Program, bu yazarın diğer ünlü eserlerinin biraz gölgesinde kalan Sergei Rachmaninoff'un Senfonik Dansları ile kapatıldı. Belki de başlıktaki “danslar” biraz kafa karıştırıcı olduğundan, buradaki danslar çok stilize edilmiş.


Ancak parça mükemmel bir şekilde orkestrasyona tabi tutulmuştur ve orkestra ne kadar iyi olursa, sonuç da o kadar göz kamaştırıcı olur. Bu durumda, düpedüz yanardönerdi; orkestra hafif, parlak ve tek başına çalıyordu ama müziğe her zaman etkileyici bir derinlik ve ifade katıyordu. Bu avantajla iki ekleme daha yaptı: Furianta ve Skočná z Práná věstá özel. Onların muhteşem ve zarif performansları, büyük ve hak edilmiş bir ayakta alkışlamayla sonuçlandı.


La Scala'da operadan daha fazlasını yapabilir



Sadece iki gün sonra, bu sefer Milano'dan başka bir üst düzey İtalyan takımı geldi. Filarmonica della Scala Orkestrası, 1982 yılında La Scala'nın o zamanki müzik direktörü Claudio Abbado tarafından opera binası müzisyenlerinin senfonik müzik çalabilmesini sağlamak amacıyla kuruldu. Bugün patron, Belediye Binası'ndaki orkestrayı da yöneten bir başka ünlü şef Riccardo Chailly'dir.

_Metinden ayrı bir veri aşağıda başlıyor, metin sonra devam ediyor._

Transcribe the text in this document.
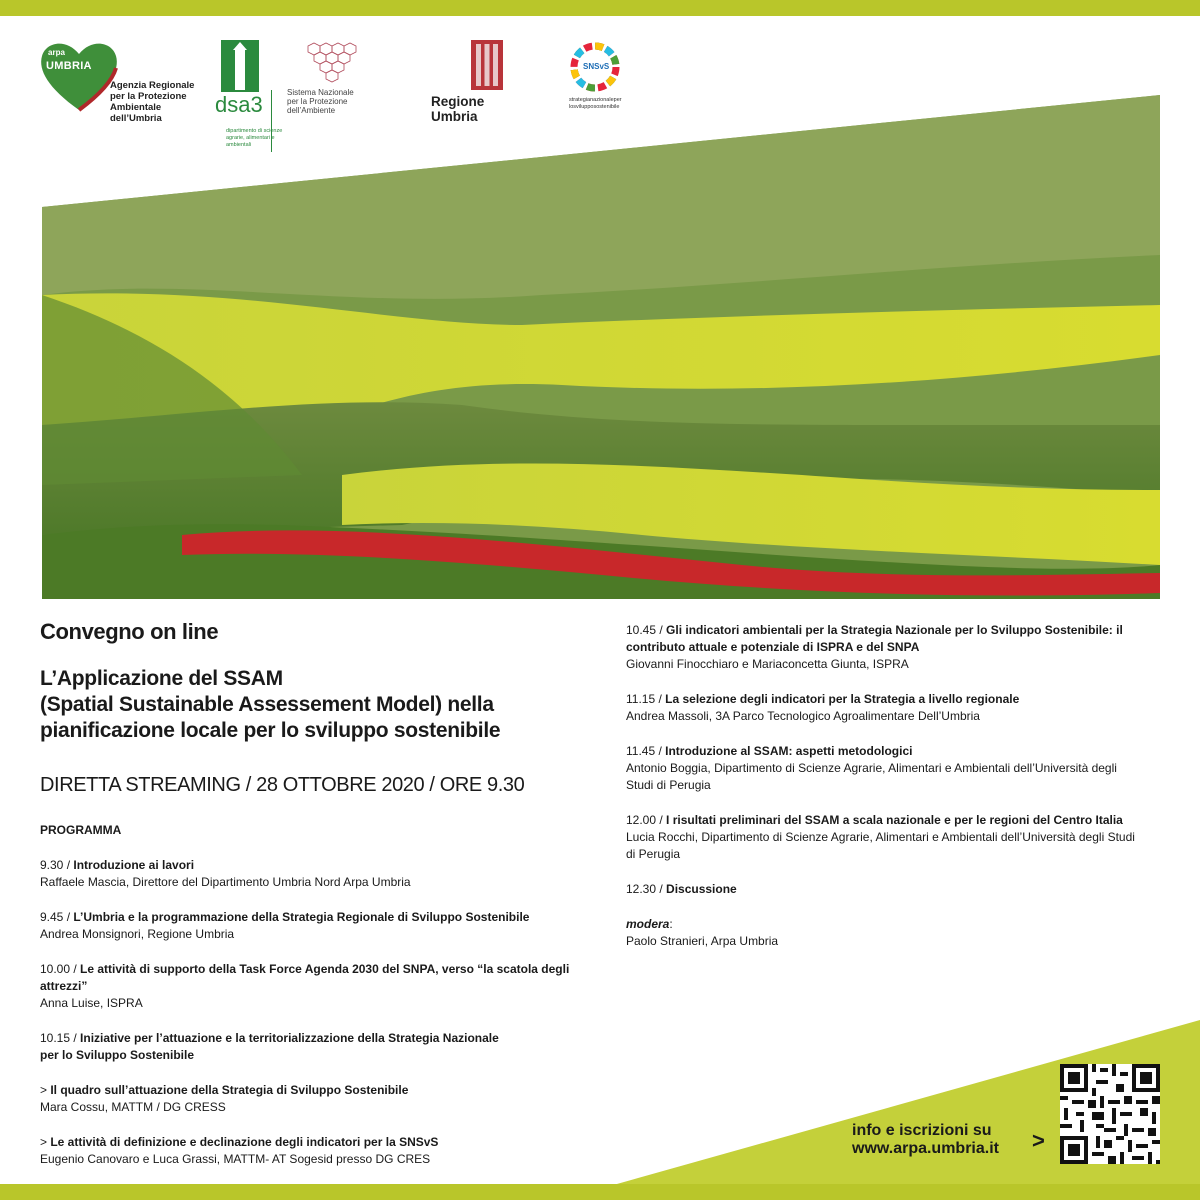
arpa
UMBRIA
Agenzia Regionale
per la Protezione
Ambientale dell’Umbria
dsa3
dipartimento di scienze agrarie, alimentari e ambientali
Sistema Nazionale
per la Protezione
dell’Ambiente
Regione Umbria
SNSvS
strategianazionaleper losvilupposostenibile
Convegno on line
L’Applicazione del SSAM
(Spatial Sustainable Assessement Model) nella
pianificazione locale per lo sviluppo sostenibile

DIRETTA STREAMING / 28 OTTOBRE 2020 / ORE 9.30

PROGRAMMA

9.30 / Introduzione ai lavori

Raffaele Mascia, Direttore del Dipartimento Umbria Nord Arpa Umbria

9.45 / L’Umbria e la programmazione della Strategia Regionale di Sviluppo Sostenibile

Andrea Monsignori, Regione Umbria

10.00 / Le attività di supporto della Task Force Agenda 2030 del SNPA, verso “la scatola degli attrezzi”

Anna Luise, ISPRA

10.15 / Iniziative per l’attuazione e la territorializzazione della Strategia Nazionale per lo Sviluppo Sostenibile

> Il quadro sull’attuazione della Strategia di Sviluppo Sostenibile

Mara Cossu, MATTM / DG CRESS

> Le attività di definizione e declinazione degli indicatori per la SNSvS

Eugenio Canovaro e Luca Grassi, MATTM- AT Sogesid presso DG CRES

10.45 / Gli indicatori ambientali per la Strategia Nazionale per lo Sviluppo Sostenibile: il contributo attuale e potenziale di ISPRA e del SNPA

Giovanni Finocchiaro e Mariaconcetta Giunta, ISPRA

11.15 / La selezione degli indicatori per la Strategia a livello regionale

Andrea Massoli, 3A Parco Tecnologico Agroalimentare Dell’Umbria

11.45 / Introduzione al SSAM: aspetti metodologici

Antonio Boggia, Dipartimento di Scienze Agrarie, Alimentari e Ambientali dell’Università degli Studi di Perugia

12.00 / I risultati preliminari del SSAM a scala nazionale e per le regioni del Centro Italia

Lucia Rocchi, Dipartimento di Scienze Agrarie, Alimentari e Ambientali dell’Università degli Studi di Perugia

12.30 / Discussione

modera:

Paolo Stranieri, Arpa Umbria

info e iscrizioni su
www.arpa.umbria.it >
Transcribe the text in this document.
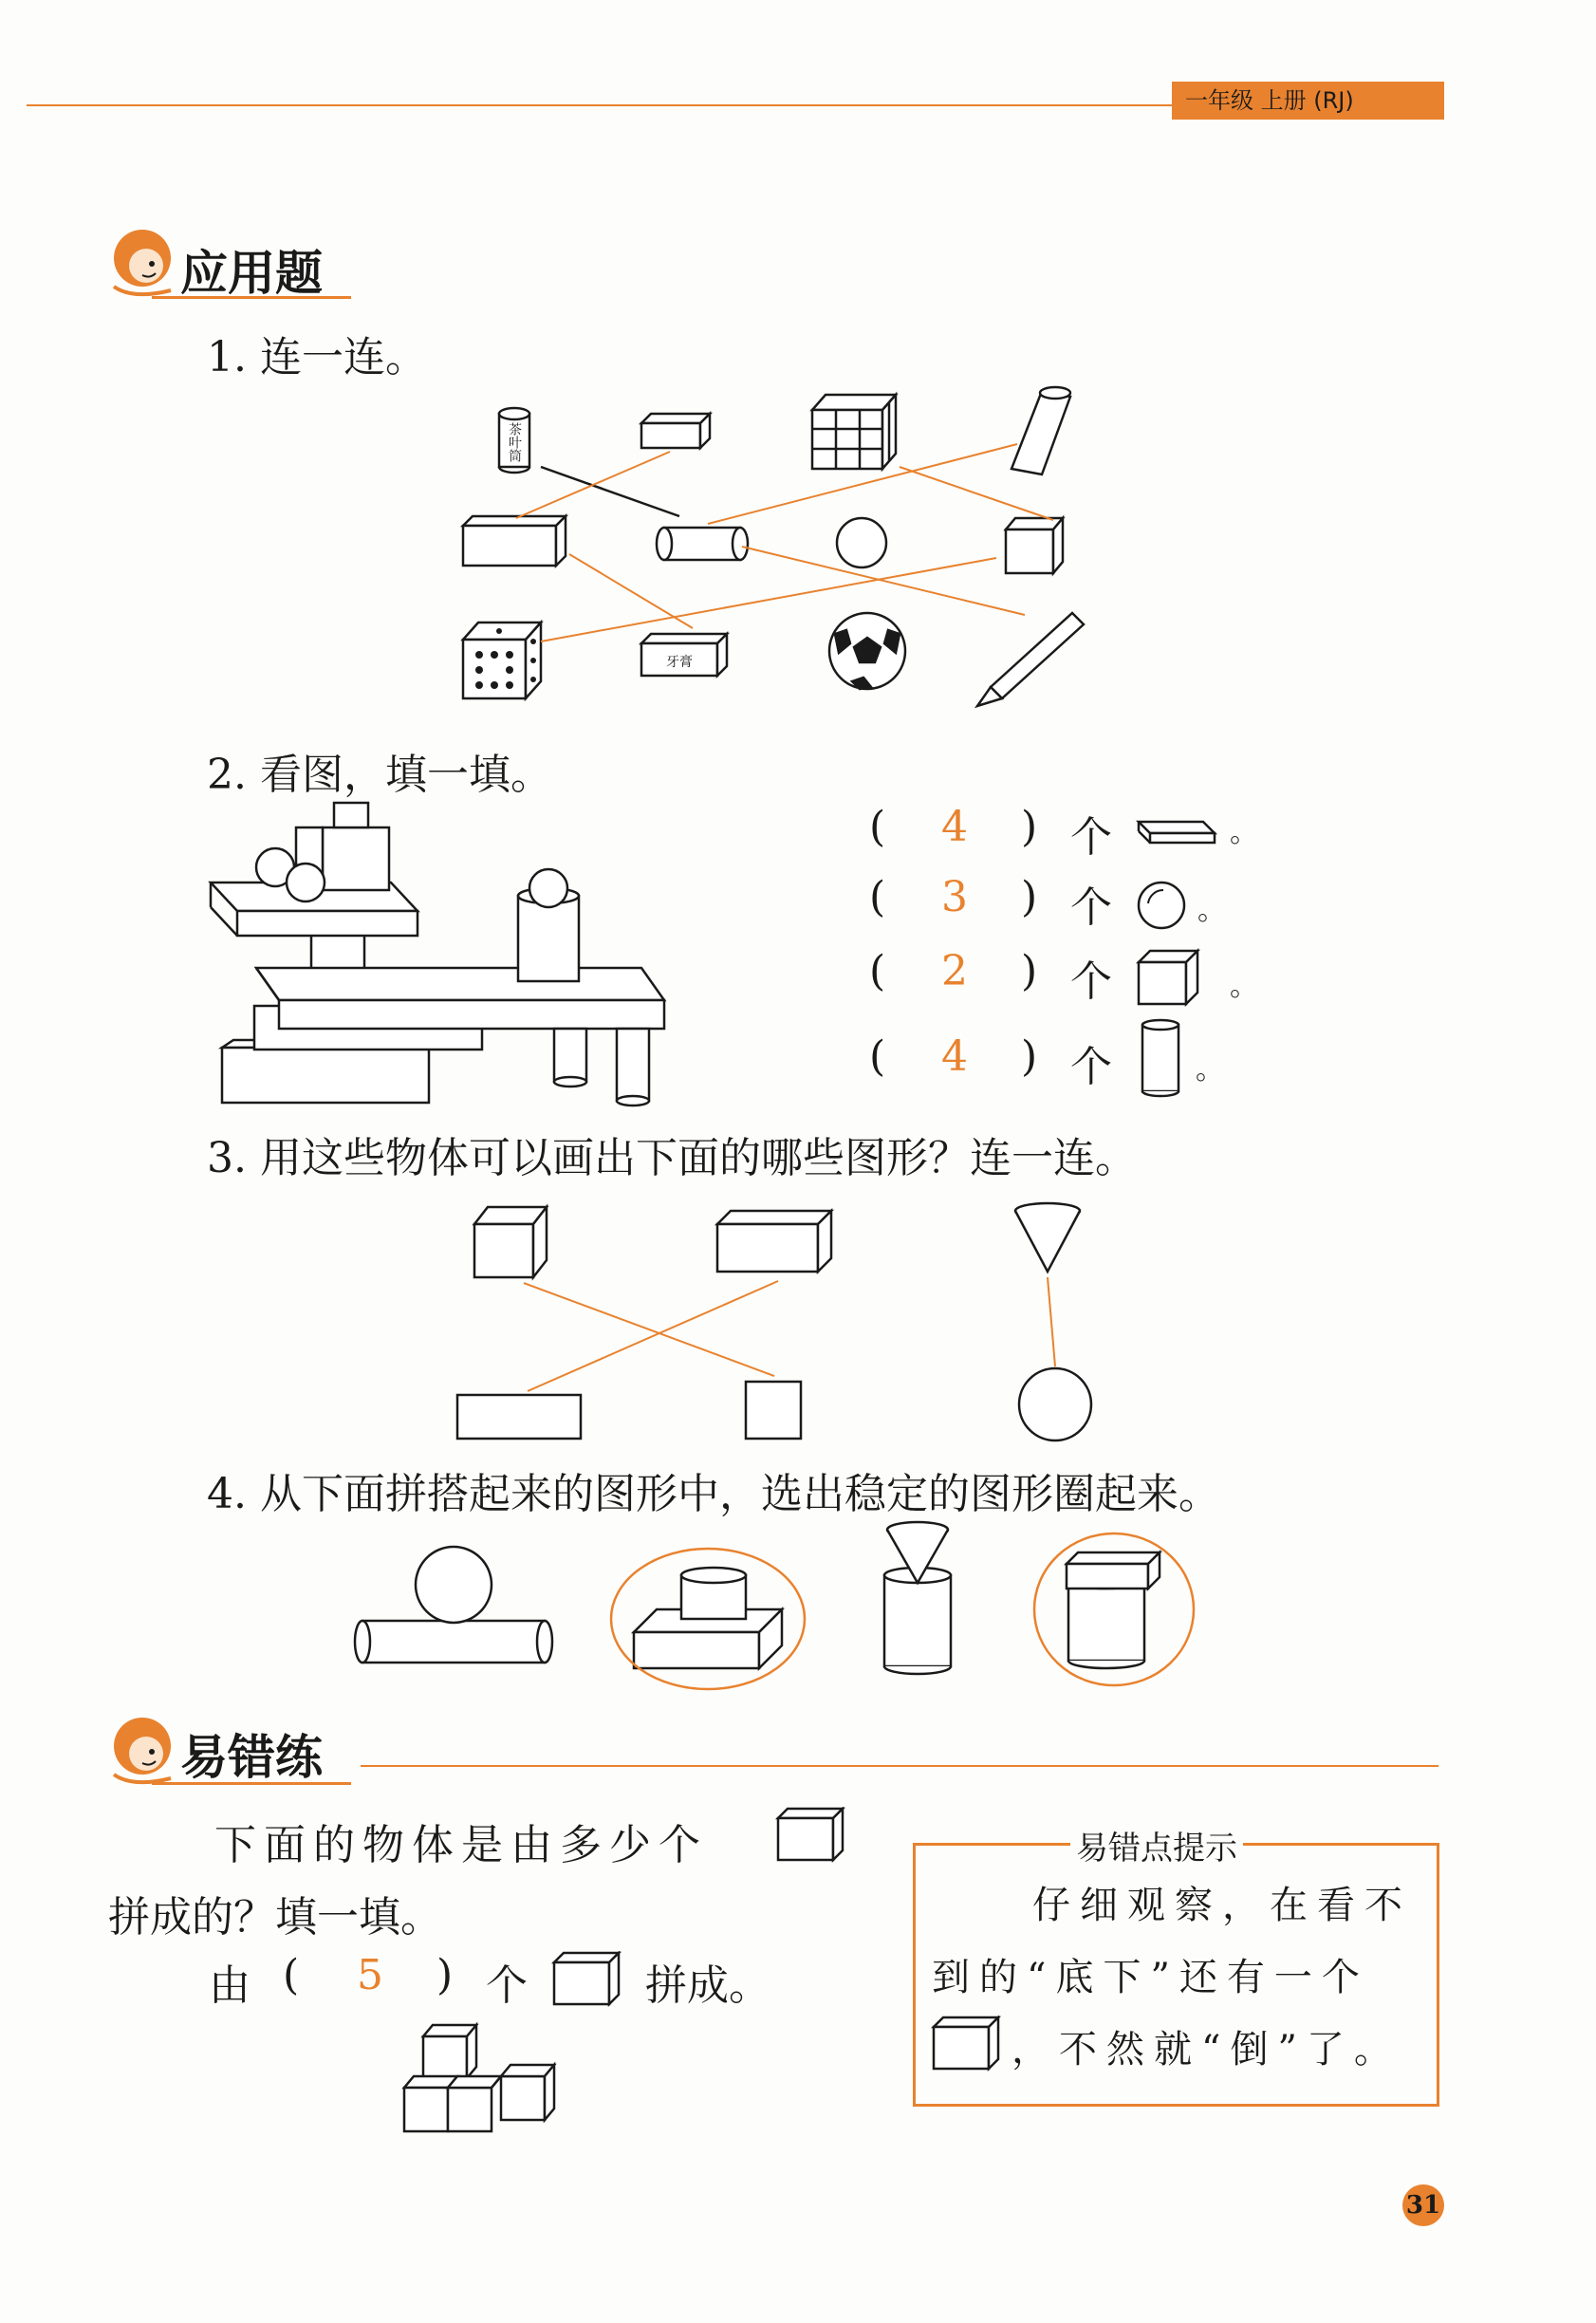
一年级 上册 (RJ)
应用题
1. 连一连。
茶叶筒
牙膏
2. 看图，填一填。
( 4 ) 个	。
( 3 ) 个	。
( 2 ) 个	。
( 4 ) 个	。
3. 用这些物体可以画出下面的哪些图形？连一连。
4. 从下面拼搭起来的图形中，选出稳定的图形圈起来。
易错练
下面的物体是由多少个
拼成的？填一填。
由 ( 5 ) 个	拼成。
易错点提示
仔细观察，在看不
到的“底下”还有一个
，不然就“倒”了。
31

Filarmonica della Scala zaten Prag'a konuk olmuştu ama Prag Baharı'nı ilk kez ziyaret ediyordu.


Berlin'de yaşayan genç Rus piyanist Alexander Malofeyev, muhtemelen tüm zamanların en ünlü piyano konçertosunu, Çaykovski'nin “B minör”ünü seslendirmek için onunla birlikte geldi. Bu, kornaların açılış girişi ve ardından gelen muhteşem piyano akorlarıyla başlayan abartılı bir olay olmasıyla ünlüdür. Ancak Chailly, solist ve orkestra üyeleriyle birlikte, açılış notalarının yüksek sesle “trompet edilmesine” gerek olmadığını ve klavyeye ağırlıkların düşmesine gerek olmadığını kanıtladı. Akılda kalıcı olmasına rağmen göze çarpmayan bir şeydi.


Ve böylece tüm çalışma, orkestranın solisti tamamladığı ve kendi sololarıyla parıldadığı, neredeyse şeffaf, birlikte şarkı söylenen bir orkestral oda müziği gibi geliyordu. Malofeyev mükemmel bir teknik, hafif ve zarif bir ses sergiledi. Çok fazla bir hit değil, her şeyden önce yaratıcı bir şekilde bestelenmiş bir kompozisyon duyduğunuz hissine kapıldınız.


Gecenin ikinci yarısı, başlangıçta bunu Çoban Kızı'nın başlangıcı olarak tasarlayan Leoš Janáček'in Janáček'in Kıskançlığı adlı eseriyle başladı. Yaklaşık altı dakikalık kompozisyon bir kasırga gibi uçup gitti, ancak kısa zaman diliminde bile Chailly'nin müzisyenlerle birlikte her bir barı nasıl ustaca şekillendirdiğini görebiliyordunuz.


Bu, kelimenin tam anlamıyla Sergei Prokofiev'in son sayısı olan 3 Numaralı Senfoni'de ortaya çıktı. Aslında Ateşli Melek operasının müziğinden oluşuyor, ancak okültizm ve sembolizme dayalı olay örgüsü nedeniyle ve örneğin şeytani alemler de dahil olmak üzere 1919'da Rusya'da sunulamadı (dünya prömiyeri nihayet yapıldı) 1955'te Venedik'te, yani ancak yazarın ölümünden sonra).


Ancak senfoninin kendisi bile, kahramanı ateşli bir meleğin ele geçirdiği operanın olay örgüsünü tam olarak takip etmese de, korkunç görüntüleri – deliliğe yenik düşen eziyetli bir insan zihnini – tasvir eden tuhaf derecede yüksek müzikle neredeyse izleyiciye saldırıyor. Romalılar gibi Milano orkestrası da tutkuyla, asaletle, konsantrasyonla ve ses kültürüyle çalıyordu. Bu, içeriğin tüm acımasızlığına rağmen dinleyicinin keyif alabileceği bir müzik örneği.